As if to hammer home the horrific nature of this unconscionable crime, the Courant goes on to report:

“Sexting” is sending or receiving text messages that include nude or sexual images, and as Lt. Donald Melanson, a West Hartford police spokesman, told the hushed crowd, such images can be criminal.

Sexually explicit images of a child under age 16 are considered child pornography, and law enforcement finds itself “in a very difficult place” when dealing with sexting cases, Melanson said.

This article dutifully adds polling data which — supposedly — demonstrates how pervasive and damaging “sexting” is:

A report on sexting last month from the Pew Research Center’s Internet & American Life Project, based on a survey of 800 minors, stated that 18 percent of youths aged 14-17 with cellphones reported receiving “sexually suggestive” nude or semi-nude images of someone they know. Moreover, 17 percent of teens who pay their own cellphone bills said they have sent provocative images via text messaging.

Unfortunately, polling data such as this … based as it is on self-reports … doesn’t actually prove anything. Teens have been known to make stuff up so they can brag about their behavior. (Really!)

To make this “scare” even worse, the Courant gratuitously adds that it’s not just a phenomenon of poverty … sexting is a plague that affects everyone:

State police spokesman Lt. J. Paul Vance said Wednesday afternoon that complaints about sexting have popped up across Connecticut, “across socioeconomic borders,” because young people don’t seem to realize that “a message can last for an eternity on cyberspace.”

“Once an image is sent, it cannot be retrieved,” Vance said. “You lose control over it. … Parents just don’t believe this goes on. But it does. It does.”
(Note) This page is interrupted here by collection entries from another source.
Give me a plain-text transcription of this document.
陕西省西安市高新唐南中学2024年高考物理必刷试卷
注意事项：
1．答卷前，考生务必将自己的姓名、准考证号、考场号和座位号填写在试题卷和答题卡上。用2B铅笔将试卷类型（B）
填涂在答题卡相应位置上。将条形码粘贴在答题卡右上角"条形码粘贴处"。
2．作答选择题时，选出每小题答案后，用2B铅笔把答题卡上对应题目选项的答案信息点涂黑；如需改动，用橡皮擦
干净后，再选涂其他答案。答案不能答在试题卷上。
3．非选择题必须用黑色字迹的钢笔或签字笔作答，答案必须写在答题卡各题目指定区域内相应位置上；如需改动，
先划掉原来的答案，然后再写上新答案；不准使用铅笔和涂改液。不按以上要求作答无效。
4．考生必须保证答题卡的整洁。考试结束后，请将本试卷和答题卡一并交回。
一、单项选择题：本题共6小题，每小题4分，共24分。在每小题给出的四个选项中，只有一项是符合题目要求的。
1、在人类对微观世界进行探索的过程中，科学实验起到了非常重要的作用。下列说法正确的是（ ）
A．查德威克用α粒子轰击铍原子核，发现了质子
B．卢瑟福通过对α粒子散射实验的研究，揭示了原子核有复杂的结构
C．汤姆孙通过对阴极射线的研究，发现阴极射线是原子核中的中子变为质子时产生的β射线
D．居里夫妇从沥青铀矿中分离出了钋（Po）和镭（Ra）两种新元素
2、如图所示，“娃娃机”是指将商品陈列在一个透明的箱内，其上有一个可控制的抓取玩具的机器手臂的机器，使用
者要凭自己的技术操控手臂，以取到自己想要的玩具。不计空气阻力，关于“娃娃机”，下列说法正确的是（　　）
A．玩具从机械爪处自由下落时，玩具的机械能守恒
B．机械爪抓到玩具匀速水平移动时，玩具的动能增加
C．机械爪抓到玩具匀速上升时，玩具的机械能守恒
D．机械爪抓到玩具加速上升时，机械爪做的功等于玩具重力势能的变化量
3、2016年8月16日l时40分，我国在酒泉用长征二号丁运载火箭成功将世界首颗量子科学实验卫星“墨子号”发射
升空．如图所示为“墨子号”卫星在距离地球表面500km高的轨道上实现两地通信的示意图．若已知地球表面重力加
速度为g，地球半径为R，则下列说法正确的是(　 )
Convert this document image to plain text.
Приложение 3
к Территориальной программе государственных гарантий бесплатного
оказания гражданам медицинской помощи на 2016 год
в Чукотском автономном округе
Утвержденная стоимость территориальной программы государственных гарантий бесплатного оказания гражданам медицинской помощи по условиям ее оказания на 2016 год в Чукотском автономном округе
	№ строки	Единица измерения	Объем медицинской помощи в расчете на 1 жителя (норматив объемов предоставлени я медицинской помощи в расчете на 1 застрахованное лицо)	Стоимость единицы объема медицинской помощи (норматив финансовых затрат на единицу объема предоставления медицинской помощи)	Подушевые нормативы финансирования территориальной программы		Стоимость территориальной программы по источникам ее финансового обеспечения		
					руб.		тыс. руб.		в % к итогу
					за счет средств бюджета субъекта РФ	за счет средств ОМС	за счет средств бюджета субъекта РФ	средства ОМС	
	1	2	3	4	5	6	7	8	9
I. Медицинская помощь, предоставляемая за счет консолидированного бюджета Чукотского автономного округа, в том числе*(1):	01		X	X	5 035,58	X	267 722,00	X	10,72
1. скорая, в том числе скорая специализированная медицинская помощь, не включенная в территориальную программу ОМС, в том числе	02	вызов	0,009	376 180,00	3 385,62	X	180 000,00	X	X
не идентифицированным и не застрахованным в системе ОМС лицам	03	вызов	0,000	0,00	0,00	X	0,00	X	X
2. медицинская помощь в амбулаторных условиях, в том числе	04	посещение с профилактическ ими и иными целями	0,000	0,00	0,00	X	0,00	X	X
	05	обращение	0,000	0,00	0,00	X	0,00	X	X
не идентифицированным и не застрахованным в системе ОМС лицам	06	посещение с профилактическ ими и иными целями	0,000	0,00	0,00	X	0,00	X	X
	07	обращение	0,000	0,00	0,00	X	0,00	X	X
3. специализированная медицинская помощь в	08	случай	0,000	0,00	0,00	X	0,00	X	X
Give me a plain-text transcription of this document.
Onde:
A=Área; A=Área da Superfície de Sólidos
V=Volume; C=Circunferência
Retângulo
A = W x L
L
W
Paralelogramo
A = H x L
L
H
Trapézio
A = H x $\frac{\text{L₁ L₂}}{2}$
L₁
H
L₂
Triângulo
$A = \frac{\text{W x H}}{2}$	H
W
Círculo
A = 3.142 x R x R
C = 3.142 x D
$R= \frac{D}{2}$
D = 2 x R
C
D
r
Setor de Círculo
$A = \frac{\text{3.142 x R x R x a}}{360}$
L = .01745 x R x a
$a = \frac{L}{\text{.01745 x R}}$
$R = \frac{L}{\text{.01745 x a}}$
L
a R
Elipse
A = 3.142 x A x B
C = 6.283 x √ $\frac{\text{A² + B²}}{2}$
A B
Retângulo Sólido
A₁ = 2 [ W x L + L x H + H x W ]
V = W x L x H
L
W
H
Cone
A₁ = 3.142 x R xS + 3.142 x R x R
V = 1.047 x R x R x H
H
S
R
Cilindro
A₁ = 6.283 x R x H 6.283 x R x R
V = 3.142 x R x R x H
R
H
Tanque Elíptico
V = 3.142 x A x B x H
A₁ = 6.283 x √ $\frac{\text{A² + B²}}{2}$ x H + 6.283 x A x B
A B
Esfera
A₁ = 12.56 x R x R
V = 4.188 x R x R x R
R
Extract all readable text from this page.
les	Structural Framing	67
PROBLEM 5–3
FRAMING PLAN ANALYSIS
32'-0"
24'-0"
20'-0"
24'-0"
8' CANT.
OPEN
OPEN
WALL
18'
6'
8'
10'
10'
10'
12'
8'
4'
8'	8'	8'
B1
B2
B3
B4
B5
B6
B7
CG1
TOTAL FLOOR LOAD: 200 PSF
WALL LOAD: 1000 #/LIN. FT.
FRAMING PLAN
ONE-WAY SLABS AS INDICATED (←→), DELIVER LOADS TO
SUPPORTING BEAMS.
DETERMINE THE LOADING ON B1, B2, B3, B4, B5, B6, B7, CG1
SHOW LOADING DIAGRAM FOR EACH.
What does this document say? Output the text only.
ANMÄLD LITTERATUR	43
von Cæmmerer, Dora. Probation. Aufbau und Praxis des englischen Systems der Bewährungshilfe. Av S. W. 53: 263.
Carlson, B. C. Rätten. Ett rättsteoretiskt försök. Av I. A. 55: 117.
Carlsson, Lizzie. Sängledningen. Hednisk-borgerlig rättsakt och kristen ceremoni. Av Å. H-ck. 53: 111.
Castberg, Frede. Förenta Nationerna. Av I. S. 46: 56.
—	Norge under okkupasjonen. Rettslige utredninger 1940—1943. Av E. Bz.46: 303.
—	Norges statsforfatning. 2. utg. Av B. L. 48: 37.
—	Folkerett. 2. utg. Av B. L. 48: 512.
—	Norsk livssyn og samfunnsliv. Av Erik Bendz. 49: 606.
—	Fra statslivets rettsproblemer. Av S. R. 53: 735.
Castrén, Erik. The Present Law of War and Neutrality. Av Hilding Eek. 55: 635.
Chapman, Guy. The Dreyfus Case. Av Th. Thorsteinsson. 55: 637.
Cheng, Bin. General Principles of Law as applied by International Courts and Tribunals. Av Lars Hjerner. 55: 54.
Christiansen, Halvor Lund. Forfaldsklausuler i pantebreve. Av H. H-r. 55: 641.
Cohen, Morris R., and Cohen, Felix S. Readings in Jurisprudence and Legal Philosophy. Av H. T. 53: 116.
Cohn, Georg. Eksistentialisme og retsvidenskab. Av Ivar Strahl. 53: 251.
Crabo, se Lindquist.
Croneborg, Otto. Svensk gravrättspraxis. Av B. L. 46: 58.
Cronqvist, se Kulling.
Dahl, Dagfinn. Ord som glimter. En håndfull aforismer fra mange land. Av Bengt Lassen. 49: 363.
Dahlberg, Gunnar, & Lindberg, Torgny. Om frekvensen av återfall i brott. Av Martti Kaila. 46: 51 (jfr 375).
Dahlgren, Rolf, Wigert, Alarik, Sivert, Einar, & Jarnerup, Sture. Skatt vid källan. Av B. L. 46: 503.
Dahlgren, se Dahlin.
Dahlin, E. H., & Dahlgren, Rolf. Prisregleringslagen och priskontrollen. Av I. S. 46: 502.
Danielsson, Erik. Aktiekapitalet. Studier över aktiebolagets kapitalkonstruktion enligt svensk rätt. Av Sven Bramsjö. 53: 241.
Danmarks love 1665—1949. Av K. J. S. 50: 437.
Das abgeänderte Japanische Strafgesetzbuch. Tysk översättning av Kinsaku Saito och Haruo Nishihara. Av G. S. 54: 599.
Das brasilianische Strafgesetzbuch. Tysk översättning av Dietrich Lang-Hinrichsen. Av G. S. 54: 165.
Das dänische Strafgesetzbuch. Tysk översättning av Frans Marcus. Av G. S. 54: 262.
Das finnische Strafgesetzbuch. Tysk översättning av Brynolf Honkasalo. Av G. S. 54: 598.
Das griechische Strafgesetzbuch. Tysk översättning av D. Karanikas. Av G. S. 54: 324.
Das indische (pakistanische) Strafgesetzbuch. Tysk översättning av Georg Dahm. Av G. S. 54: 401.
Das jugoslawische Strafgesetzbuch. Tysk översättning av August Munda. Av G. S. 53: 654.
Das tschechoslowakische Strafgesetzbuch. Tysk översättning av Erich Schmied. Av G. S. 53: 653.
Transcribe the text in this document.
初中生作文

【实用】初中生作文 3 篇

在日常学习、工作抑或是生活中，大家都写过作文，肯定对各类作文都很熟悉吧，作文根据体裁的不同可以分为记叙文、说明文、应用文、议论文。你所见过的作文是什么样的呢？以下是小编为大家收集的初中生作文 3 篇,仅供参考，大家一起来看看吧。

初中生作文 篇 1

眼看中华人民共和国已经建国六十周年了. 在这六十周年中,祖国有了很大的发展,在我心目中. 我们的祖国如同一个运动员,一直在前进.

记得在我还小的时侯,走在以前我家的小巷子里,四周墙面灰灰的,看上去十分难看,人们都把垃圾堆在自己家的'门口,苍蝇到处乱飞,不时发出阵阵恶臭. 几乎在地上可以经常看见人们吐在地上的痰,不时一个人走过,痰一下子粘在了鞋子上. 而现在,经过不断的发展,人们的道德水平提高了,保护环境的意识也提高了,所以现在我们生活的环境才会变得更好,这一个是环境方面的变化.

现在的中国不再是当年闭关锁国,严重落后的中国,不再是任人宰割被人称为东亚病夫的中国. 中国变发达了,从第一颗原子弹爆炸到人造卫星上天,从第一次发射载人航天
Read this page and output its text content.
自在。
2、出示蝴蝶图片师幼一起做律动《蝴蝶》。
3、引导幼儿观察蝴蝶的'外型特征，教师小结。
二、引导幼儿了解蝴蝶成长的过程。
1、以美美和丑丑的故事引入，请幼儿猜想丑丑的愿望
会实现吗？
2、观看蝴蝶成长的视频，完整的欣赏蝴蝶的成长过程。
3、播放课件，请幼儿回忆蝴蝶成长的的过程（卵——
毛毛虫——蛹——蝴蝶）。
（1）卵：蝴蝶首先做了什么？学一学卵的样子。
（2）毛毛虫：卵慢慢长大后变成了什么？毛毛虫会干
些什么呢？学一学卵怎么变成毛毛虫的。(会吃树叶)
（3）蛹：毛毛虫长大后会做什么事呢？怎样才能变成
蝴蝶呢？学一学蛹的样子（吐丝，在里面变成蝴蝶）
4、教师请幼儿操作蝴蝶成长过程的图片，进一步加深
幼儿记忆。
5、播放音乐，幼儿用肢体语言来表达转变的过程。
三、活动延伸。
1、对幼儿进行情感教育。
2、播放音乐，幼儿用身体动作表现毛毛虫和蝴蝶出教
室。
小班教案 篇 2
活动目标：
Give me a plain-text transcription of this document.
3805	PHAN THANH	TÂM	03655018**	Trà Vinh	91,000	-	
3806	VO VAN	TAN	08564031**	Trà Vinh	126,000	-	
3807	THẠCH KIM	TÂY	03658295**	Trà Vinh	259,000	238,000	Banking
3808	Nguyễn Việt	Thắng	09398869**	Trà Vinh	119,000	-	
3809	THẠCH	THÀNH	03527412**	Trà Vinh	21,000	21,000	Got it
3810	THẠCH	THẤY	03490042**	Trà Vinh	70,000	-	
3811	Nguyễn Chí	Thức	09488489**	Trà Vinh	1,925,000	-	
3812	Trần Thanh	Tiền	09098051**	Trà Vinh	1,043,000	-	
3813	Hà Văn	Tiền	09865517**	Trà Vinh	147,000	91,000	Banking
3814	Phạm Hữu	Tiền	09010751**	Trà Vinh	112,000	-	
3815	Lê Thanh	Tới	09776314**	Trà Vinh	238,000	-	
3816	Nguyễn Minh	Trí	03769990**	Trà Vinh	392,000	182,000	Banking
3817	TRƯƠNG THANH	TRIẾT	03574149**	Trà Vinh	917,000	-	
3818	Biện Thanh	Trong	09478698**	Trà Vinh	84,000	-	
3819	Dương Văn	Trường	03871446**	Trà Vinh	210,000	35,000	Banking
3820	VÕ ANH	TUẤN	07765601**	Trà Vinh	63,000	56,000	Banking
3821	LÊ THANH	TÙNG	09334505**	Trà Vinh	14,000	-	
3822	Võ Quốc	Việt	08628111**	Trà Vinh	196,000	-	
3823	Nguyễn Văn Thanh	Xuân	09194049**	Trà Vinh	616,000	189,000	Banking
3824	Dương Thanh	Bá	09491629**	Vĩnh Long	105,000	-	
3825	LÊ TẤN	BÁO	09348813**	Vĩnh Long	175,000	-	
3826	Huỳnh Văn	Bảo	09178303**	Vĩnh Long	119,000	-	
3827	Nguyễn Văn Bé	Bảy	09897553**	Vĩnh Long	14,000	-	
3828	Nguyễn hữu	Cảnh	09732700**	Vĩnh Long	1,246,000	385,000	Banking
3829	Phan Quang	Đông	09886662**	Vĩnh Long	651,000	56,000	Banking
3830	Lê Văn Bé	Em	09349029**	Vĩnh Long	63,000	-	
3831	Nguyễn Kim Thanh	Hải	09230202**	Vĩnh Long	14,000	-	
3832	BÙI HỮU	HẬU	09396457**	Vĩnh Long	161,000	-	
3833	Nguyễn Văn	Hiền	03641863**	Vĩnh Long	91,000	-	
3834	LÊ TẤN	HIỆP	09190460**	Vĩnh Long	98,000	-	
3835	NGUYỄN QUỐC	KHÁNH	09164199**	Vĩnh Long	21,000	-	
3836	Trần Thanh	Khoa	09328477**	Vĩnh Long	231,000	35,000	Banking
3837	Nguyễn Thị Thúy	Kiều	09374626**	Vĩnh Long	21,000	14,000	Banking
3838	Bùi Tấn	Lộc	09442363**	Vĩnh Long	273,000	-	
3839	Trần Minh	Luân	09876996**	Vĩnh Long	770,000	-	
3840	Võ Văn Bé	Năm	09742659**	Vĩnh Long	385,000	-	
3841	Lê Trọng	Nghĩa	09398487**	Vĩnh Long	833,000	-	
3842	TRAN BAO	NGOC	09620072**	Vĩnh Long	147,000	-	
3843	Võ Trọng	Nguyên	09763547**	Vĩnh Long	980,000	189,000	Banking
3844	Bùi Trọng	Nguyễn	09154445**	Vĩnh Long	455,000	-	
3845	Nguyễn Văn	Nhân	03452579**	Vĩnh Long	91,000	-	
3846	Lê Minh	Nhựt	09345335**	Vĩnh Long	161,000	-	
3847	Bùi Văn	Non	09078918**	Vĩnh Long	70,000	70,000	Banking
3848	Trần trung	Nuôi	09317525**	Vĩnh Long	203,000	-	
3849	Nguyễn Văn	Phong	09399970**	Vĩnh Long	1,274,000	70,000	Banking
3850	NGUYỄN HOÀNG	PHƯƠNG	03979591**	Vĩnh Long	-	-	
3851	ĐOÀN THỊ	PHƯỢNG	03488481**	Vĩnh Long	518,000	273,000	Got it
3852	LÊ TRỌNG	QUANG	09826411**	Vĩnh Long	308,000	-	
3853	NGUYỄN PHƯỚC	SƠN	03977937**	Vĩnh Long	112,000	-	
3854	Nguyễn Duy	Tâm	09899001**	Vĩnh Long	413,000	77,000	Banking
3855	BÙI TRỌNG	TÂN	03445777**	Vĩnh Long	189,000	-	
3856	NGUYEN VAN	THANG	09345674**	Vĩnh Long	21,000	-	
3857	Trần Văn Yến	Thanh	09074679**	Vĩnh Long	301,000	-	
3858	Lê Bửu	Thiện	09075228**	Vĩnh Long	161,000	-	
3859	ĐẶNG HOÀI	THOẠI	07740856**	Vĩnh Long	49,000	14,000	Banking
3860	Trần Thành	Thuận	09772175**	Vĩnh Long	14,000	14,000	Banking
I could go on and relate the many scare tactics in this article. The facts of the matter, however, are two:

  1. Teens will be teens. They do occasionally trade erotic pictures. They once did this with snapshots. They now do it with camera phones. There’s nothing new here except the method they use. Figure it out, people.

  2. “Sexting” between minors is against the law in Connecticut (and I assume other states) solely because the laws against child pornography are absolute; there’s no reason an exception can’t be added for willing minors sending pictures of themselves to other people they know. Laws forbidding the sending of other children’s erotic pictures, even by other children, can be allowed to remain as is.

Really, there’s nothing to this except to encourage parents to be aware of what their kids are up to. Then again, it’s always been the case that parents should do this; nothing has changed in this regard!

Move along, folks. There’s nothing to see here.

P.S. Note that I am not in favor of kids sending erotic pictures to each other. It is a very stupid thing to do and they’re likely to regret having done it almost as soon as they hit “Send.” Nevertheless, there is no way I know of, to utterly prevent teens — or anyone of any age for that matter — from engaging in stupid behavior. The fact is that we need not frighten people or turn society upside down over it. It’s a problem that can easily be solved by proper parenting, but there is no reason why proper parenting should not be the norm, rather than the exception.

P.P.S. Memo to the Courant: I know circulation is off, but “scare journalism” is beneath Connecticut’s newspaper of record and the oldest paper in the country. Just stop already.